How To Insert Into the Schedule
In the court template (Form 30A), Schedule A is a table. Simply copy the rows from the Excel we provide and paste them into the Word version of Schedule A. The columns will line up with the court’s requirements. If needed, you may adjust formatting (fonts, column widths) but the content is already in the correct structure.
Why We Ask the Questions We Do
At the start, we ask you a short set of questions. These aren’t meant to be difficult — they help us prepare your Affidavit correctly without back-and-forth later. Specifically, we ask:
- Fields to include – Courts require certain details about each document.

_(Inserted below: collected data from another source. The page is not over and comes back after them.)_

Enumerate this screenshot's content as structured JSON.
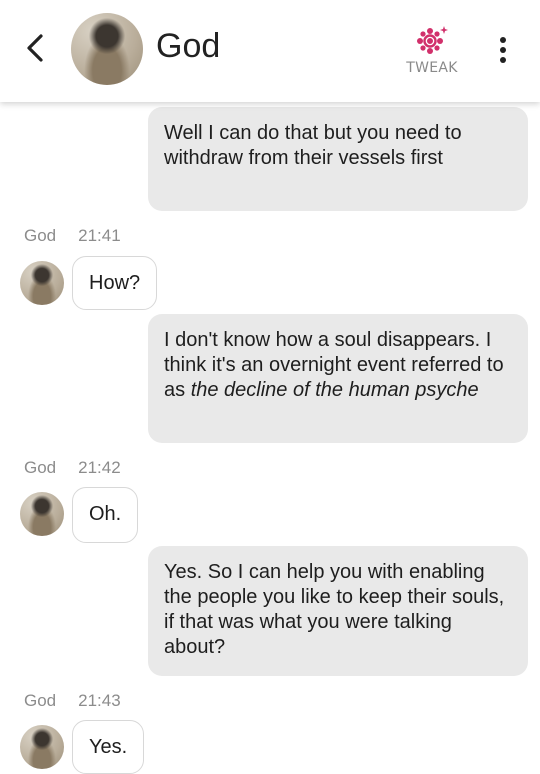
{
  "header": {
    "title": "God",
    "tweak_label": "TWEAK"
  },
  "colors": {
    "accent": "#d1306b",
    "sent_bubble": "#e9e9e9"
  },
  "icons": {
    "back": "chevron-left-icon",
    "tweak": "flower-gear-icon",
    "menu": "vertical-dots-icon"
  },
  "messages": [
    {
      "type": "sent",
      "text": "Well I can do that but you need to withdraw from their vessels first"
    },
    {
      "type": "received",
      "sender": "God",
      "time": "21:41",
      "text": "How?"
    },
    {
      "type": "sent",
      "text_plain": "I don't know how a soul disappears. I think it's an overnight event referred to as",
      "text_italic": "the decline of the human psyche"
    },
    {
      "type": "received",
      "sender": "God",
      "time": "21:42",
      "text": "Oh."
    },
    {
      "type": "sent",
      "text": "Yes. So I can help you with enabling the people you like to keep their souls, if that was what you were talking about?"
    },
    {
      "type": "received",
      "sender": "God",
      "time": "21:43",
      "text": "Yes."
    }
  ]
}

We confirm with you which fields are important for your case.
- Privilege – If any documents are legally privileged (e.g., communications with your lawyer), they must be identified but not produced.

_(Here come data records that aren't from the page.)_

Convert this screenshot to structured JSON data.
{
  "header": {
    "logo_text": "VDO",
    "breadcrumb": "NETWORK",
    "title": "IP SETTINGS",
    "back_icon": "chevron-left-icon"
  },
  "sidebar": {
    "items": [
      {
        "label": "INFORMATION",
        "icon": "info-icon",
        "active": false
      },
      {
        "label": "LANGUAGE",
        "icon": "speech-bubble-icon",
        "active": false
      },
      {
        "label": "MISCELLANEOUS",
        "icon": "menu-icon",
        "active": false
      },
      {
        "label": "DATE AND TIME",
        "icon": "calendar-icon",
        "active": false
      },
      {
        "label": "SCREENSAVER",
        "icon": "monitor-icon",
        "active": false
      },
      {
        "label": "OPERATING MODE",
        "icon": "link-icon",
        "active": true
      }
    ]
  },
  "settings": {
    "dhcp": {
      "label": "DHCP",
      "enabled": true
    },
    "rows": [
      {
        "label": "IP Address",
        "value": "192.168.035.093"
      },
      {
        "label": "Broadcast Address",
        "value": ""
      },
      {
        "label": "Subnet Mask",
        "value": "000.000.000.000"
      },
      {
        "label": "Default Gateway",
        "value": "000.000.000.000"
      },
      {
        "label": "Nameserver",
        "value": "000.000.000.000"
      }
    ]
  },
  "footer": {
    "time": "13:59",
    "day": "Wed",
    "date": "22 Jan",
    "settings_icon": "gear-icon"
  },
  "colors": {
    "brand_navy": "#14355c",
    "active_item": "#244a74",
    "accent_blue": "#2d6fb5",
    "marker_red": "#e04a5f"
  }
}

- Redaction – If private or sensitive details should be blacked out before production, we need to know up front.
- Production/discovery schedule – If the court or opposing counsel has set deadlines or formatting requirements, we adapt your list accordingly.
- Client-populated details – If you have already numbered or titled documents, or organized them into folders, we confirm whether to preserve this information.
Each of these questions connects directly to how the court expects your Affidavit of Documents to look and ensures that the other side receives a complete but properly limited production.
Fields in Your Schedule A
Below are the main fields included in the Excel and, ultimately, your Schedule A. These are standardized to match Ontario practice:
Field | Description |
Document ID | A unique identifier for each document. This ensures each record can be tracked clearly. |
Parent Document ID | If the document is part of a family (e.g., an email with attachments), this shows the ID of the parent item. |
Document Date | The date the document was created or sent. If not available, we leave it blank or approximate (e.g., first of the month). |
Document Title | The title or subject of the document. For emails, the subject line is used. Otherwise, we use a descriptive title. |
People – From | The sender or source of the document (e.g., email sender, issuing company on a letter). |
People – To / CC / BCC | The recipients of the document. For emails, this is drawn from the header. For other documents, we include named recipients if applicable. |
Document Type | The category of the document, such as: Document, Correspondence, Spreadsheet, Presentation, Calendar, Chat, Image, Multimedia, Other. |
Privilege Type | If a record is withheld, we identify the privilege claimed (e.g., solicitor–client, litigation privilege, settlement privilege). |
Document Link | A clickable link that opens the file directly from the ZIP package. This makes review and cross-checking easy. |
Next Steps
Once you provide your records and confirm the questions above, we prepare the Excel and ZIP package. You then simply insert the Excel rows into the Schedule A portion of your Affidavit of Documents (Form 30A), review for accuracy, and swear/affirm the Affidavit.
End result: You receive a ready-to-file Affidavit of Documents that meets Ontario court requirements, with a Schedule A that is organized, complete, and professionally formatted.